After the development of ether, physicians began advocating the use of anesthetics to relieve the pain of death. InSamuel Williams first proposed using anesthetics and morphine to intentionally end a patient's life.
Print this page What is Euthanasia? Euthanasia is the termination of a very sick person's life in order to relieve them of their suffering. A person who undergoes euthanasia usually has an incurable condition. But there are other instances where some people want their life to be ended.
In many cases, it is carried out at the person's request but there are times when they may be too ill and the decision is made by relatives, medics or, in some instances, the courts. The term is derived from the Greek word euthanatos which means easy death. Euthanasia is against the law in the UK where it is illegal to help anyone kill themselves.
Voluntary euthanasia or assisted suicide can lead to imprisonment of up to 14 years. The issue has been at the centre of very heated debates for many years and is surrounded by religious, ethical and practical considerations.

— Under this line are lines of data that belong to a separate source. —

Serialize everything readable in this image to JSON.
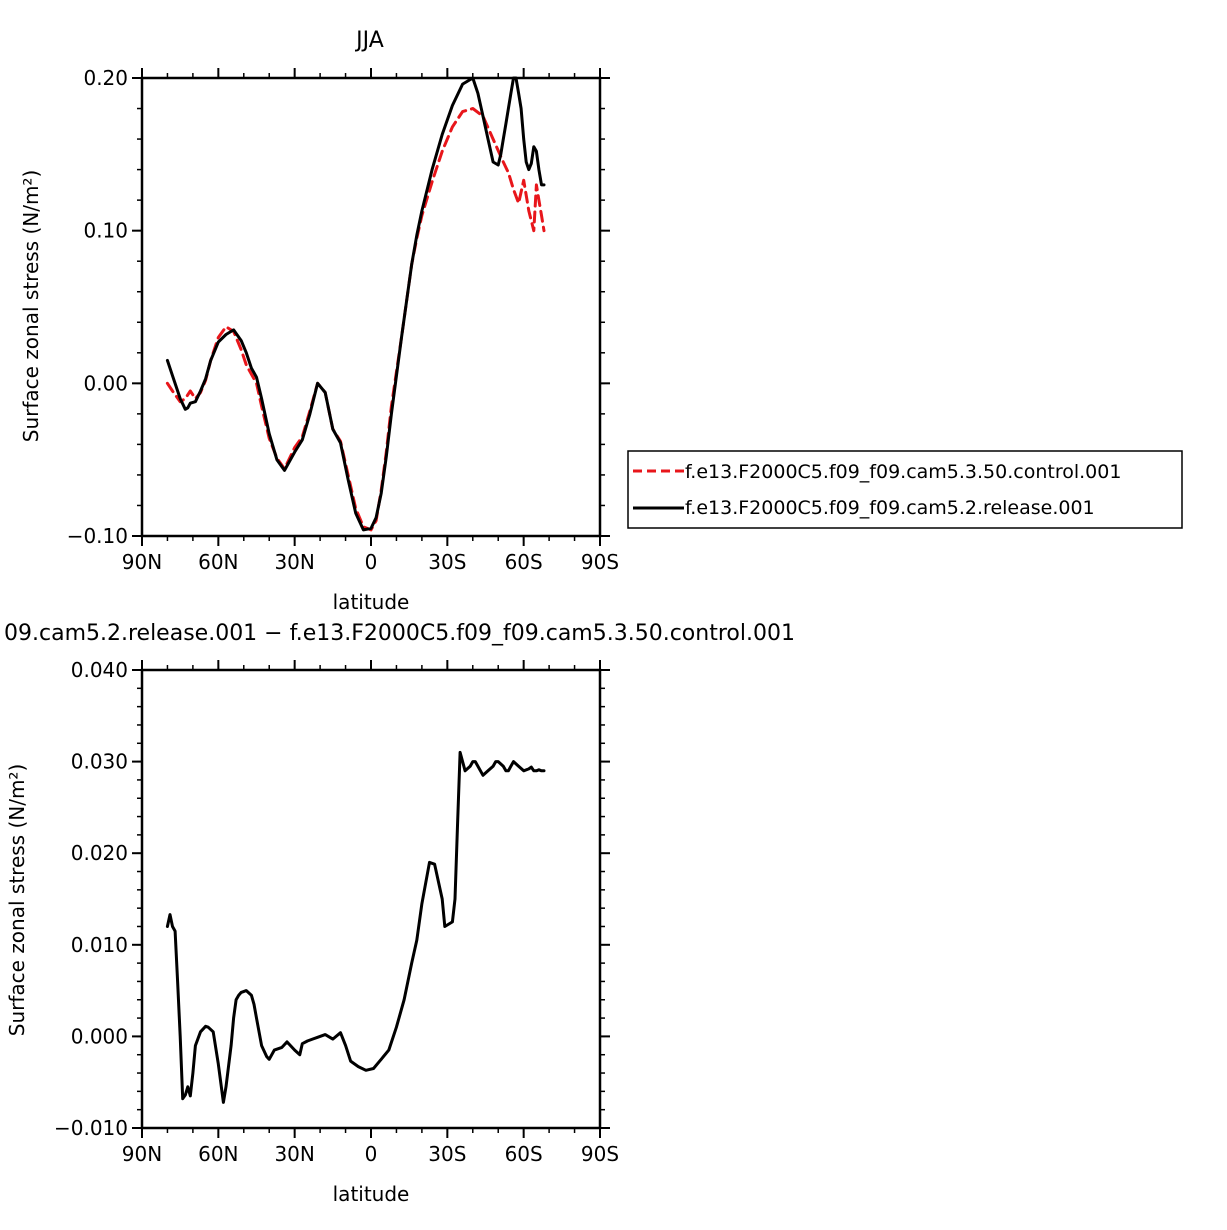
{
  "chart_data": [
    {
      "type": "line",
      "title": "JJA",
      "xlabel": "latitude",
      "ylabel": "Surface zonal stress (N/m²)",
      "x_axis_direction": "90N (left) to 90S (right); x value = degrees from 90N",
      "xlim": [
        0,
        180
      ],
      "ylim": [
        -0.1,
        0.2
      ],
      "xticks": [
        0,
        30,
        60,
        90,
        120,
        150,
        180
      ],
      "xtick_labels": [
        "90N",
        "60N",
        "30N",
        "0",
        "30S",
        "60S",
        "90S"
      ],
      "yticks": [
        -0.1,
        0.0,
        0.1,
        0.2
      ],
      "ytick_labels": [
        "−0.10",
        "0.00",
        "0.10",
        "0.20"
      ],
      "grid": false,
      "legend_position": "right, outside plot",
      "series": [
        {
          "name": "f.e13.F2000C5.f09_f09.cam5.3.50.control.001",
          "color": "#e8161b",
          "dash": "dashed",
          "x": [
            10,
            12,
            15,
            17,
            19,
            21,
            23,
            25,
            27,
            30,
            33,
            36,
            39,
            41,
            43,
            45,
            47,
            50,
            53,
            56,
            60,
            63,
            66,
            69,
            72,
            75,
            78,
            81,
            84,
            87,
            90,
            92,
            94,
            96,
            98,
            102,
            106,
            108,
            110,
            114,
            118,
            122,
            126,
            130,
            134,
            138,
            142,
            144,
            146,
            148,
            150,
            152,
            154,
            155,
            156,
            157,
            158
          ],
          "y": [
            0.0,
            -0.005,
            -0.012,
            -0.01,
            -0.005,
            -0.01,
            -0.006,
            0.002,
            0.015,
            0.03,
            0.037,
            0.034,
            0.022,
            0.012,
            0.006,
            0.0,
            -0.015,
            -0.036,
            -0.049,
            -0.056,
            -0.042,
            -0.035,
            -0.018,
            0.0,
            -0.006,
            -0.03,
            -0.038,
            -0.06,
            -0.082,
            -0.094,
            -0.096,
            -0.09,
            -0.07,
            -0.045,
            -0.015,
            0.03,
            0.078,
            0.095,
            0.11,
            0.132,
            0.152,
            0.168,
            0.178,
            0.18,
            0.175,
            0.16,
            0.145,
            0.138,
            0.127,
            0.118,
            0.133,
            0.113,
            0.1,
            0.13,
            0.12,
            0.11,
            0.1
          ]
        },
        {
          "name": "f.e13.F2000C5.f09_f09.cam5.2.release.001",
          "color": "#000000",
          "dash": "solid",
          "x": [
            10,
            12,
            15,
            17,
            18,
            19,
            21,
            23,
            25,
            27,
            30,
            33,
            36,
            39,
            41,
            43,
            45,
            47,
            50,
            53,
            56,
            60,
            63,
            66,
            69,
            72,
            75,
            78,
            81,
            84,
            87,
            90,
            92,
            94,
            96,
            98,
            102,
            106,
            108,
            110,
            114,
            118,
            122,
            126,
            130,
            132,
            134,
            136,
            138,
            140,
            141,
            142,
            143,
            144,
            145,
            146,
            147,
            148,
            149,
            150,
            151,
            152,
            153,
            154,
            155,
            156,
            157,
            158
          ],
          "y": [
            0.015,
            0.005,
            -0.01,
            -0.017,
            -0.016,
            -0.013,
            -0.012,
            -0.005,
            0.003,
            0.015,
            0.027,
            0.032,
            0.035,
            0.028,
            0.02,
            0.01,
            0.004,
            -0.01,
            -0.033,
            -0.05,
            -0.057,
            -0.045,
            -0.037,
            -0.02,
            0.0,
            -0.006,
            -0.03,
            -0.039,
            -0.063,
            -0.085,
            -0.096,
            -0.095,
            -0.088,
            -0.072,
            -0.048,
            -0.02,
            0.03,
            0.078,
            0.097,
            0.113,
            0.14,
            0.163,
            0.182,
            0.196,
            0.2,
            0.19,
            0.175,
            0.16,
            0.145,
            0.143,
            0.15,
            0.16,
            0.17,
            0.18,
            0.19,
            0.2,
            0.2,
            0.19,
            0.18,
            0.16,
            0.145,
            0.14,
            0.144,
            0.155,
            0.152,
            0.14,
            0.13,
            0.13
          ]
        }
      ]
    },
    {
      "type": "line",
      "title": "09.cam5.2.release.001 − f.e13.F2000C5.f09_f09.cam5.3.50.control.001",
      "xlabel": "latitude",
      "ylabel": "Surface zonal stress (N/m²)",
      "x_axis_direction": "90N (left) to 90S (right); x value = degrees from 90N",
      "xlim": [
        0,
        180
      ],
      "ylim": [
        -0.01,
        0.04
      ],
      "xticks": [
        0,
        30,
        60,
        90,
        120,
        150,
        180
      ],
      "xtick_labels": [
        "90N",
        "60N",
        "30N",
        "0",
        "30S",
        "60S",
        "90S"
      ],
      "yticks": [
        -0.01,
        0.0,
        0.01,
        0.02,
        0.03,
        0.04
      ],
      "ytick_labels": [
        "−0.010",
        "0.000",
        "0.010",
        "0.020",
        "0.030",
        "0.040"
      ],
      "grid": false,
      "series": [
        {
          "color": "#000000",
          "dash": "solid",
          "x": [
            10,
            11,
            12,
            13,
            14,
            15,
            16,
            17,
            18,
            19,
            20,
            21,
            23,
            25,
            26,
            28,
            30,
            32,
            33,
            35,
            36,
            37,
            38,
            39,
            41,
            43,
            44,
            45,
            47,
            49,
            50,
            52,
            55,
            57,
            60,
            62,
            63,
            65,
            67,
            69,
            72,
            75,
            78,
            80,
            82,
            85,
            88,
            91,
            94,
            97,
            100,
            103,
            106,
            108,
            110,
            113,
            115,
            118,
            119,
            122,
            123,
            124,
            125,
            127,
            129,
            130,
            131,
            134,
            136,
            138,
            139,
            140,
            142,
            143,
            144,
            145,
            146,
            148,
            150,
            152,
            153,
            154,
            155,
            156,
            157,
            158
          ],
          "y": [
            0.012,
            0.0133,
            0.012,
            0.0115,
            0.006,
            0.0,
            -0.0068,
            -0.0064,
            -0.0055,
            -0.0065,
            -0.004,
            -0.001,
            0.0005,
            0.0011,
            0.001,
            0.0005,
            -0.003,
            -0.0072,
            -0.0055,
            -0.001,
            0.002,
            0.004,
            0.0045,
            0.0048,
            0.005,
            0.0045,
            0.0035,
            0.002,
            -0.001,
            -0.0022,
            -0.0025,
            -0.0015,
            -0.0012,
            -0.0006,
            -0.0015,
            -0.002,
            -0.0008,
            -0.0005,
            -0.0003,
            -0.0001,
            0.0002,
            -0.0003,
            0.0004,
            -0.001,
            -0.0027,
            -0.0033,
            -0.0037,
            -0.0035,
            -0.0025,
            -0.0015,
            0.001,
            0.004,
            0.008,
            0.0105,
            0.0145,
            0.019,
            0.0188,
            0.015,
            0.012,
            0.0125,
            0.015,
            0.023,
            0.031,
            0.029,
            0.0295,
            0.03,
            0.03,
            0.0285,
            0.029,
            0.0295,
            0.03,
            0.03,
            0.0295,
            0.029,
            0.029,
            0.0295,
            0.03,
            0.0295,
            0.029,
            0.0292,
            0.0294,
            0.029,
            0.029,
            0.0291,
            0.029,
            0.029
          ]
        }
      ]
    }
  ]
}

The ethics of euthanasia Euthanasia raises a number of agonising moral dilemmas: At the heart of these arguments are the different ideas that people have about the meaning and value of human existence.
Should human beings have the right to decide on issues of life and death? There are also a number of arguments based on practical issues. Some people think that euthanasia shouldn't be allowed, even if it was morally right, because it could be abused and used as a cover for murder.
Killing or letting die Euthanasia can be carried out either by taking actionsincluding giving a lethal injection, or by not doing what is necessary to keep a person alive such as failing to keep their feeding tube going.
Euthanasia and pain relief It's not euthanasia to give a drug in order to reduce pain, even though the drug causes the patient to die sooner. This is because the doctor's intention was to relieve the pain, not to kill the patient. This argument is sometimes known as the Doctrine of Double Effect.
Mercy killing Very often people call euthanasia 'mercy killing', perhaps thinking of it for someone who is terminally ill and suffering prolonged, unbearable pain. Why people want euthanasia Most people think unbearable pain is the main reason people seek euthanasia, but some surveys in the USA and the Netherlands showed that less than a third of requests for euthanasia were because of severe pain.
Terminally ill people can have their quality of life severely damaged by physical conditions such as incontinence, nausea and vomiting, breathlessness, paralysis and difficulty in swallowing. Psychological factors that cause people to think of euthanasia include depression, fearing loss of control or dignity, feeling a burden, or dislike of being dependent.The current "debate" on the legitimacy of euthanasia is a good indicator of the overall moral state of Canadian society.
This debate also illustrates how secularized some Christians have become, blindly adopting anti-Biblical concepts such as the "quality of life" or even the "right to die.".
Euthanasia is the deliberate advancement of a person's death for the benefit of that person. In most cases euthanasia is carried out because the person asks to die, but there are cases where a person can't make such a request.
Unbearable suffering and requests for euthanasia prospectively studied in end-of-life cancer patients in primary care In this study the presence and nature of unbearable suffering and its relationship to requests for euthanasia was investigated.
percentage of total of ungranted requests), death of the patient before finalization of. Abstract. By extending its euthanasia law to minors in , Belgium has fuelled the international debate on this issue. In fact, Medicine does not always have something to . Patient requests for euthanasia and assisted suicide in terminal illness: the role of the psychiatrist.
The focus of the writing and discussion regarding the request to die has been on a patient's capacity.
There has not been an adequate focus on the possible meanings contained within the request to die. A patient's request to die is a. This issues paper explores voluntary euthanasia. It is not intended to be exhaustive, however it aims to add to considerations of this very complex and sensitive topic through analysis of the domestic regulatory environment relating to both passive and active forms of voluntary euthanasia, and of relevant international laws by way of comparison with domestic regulation.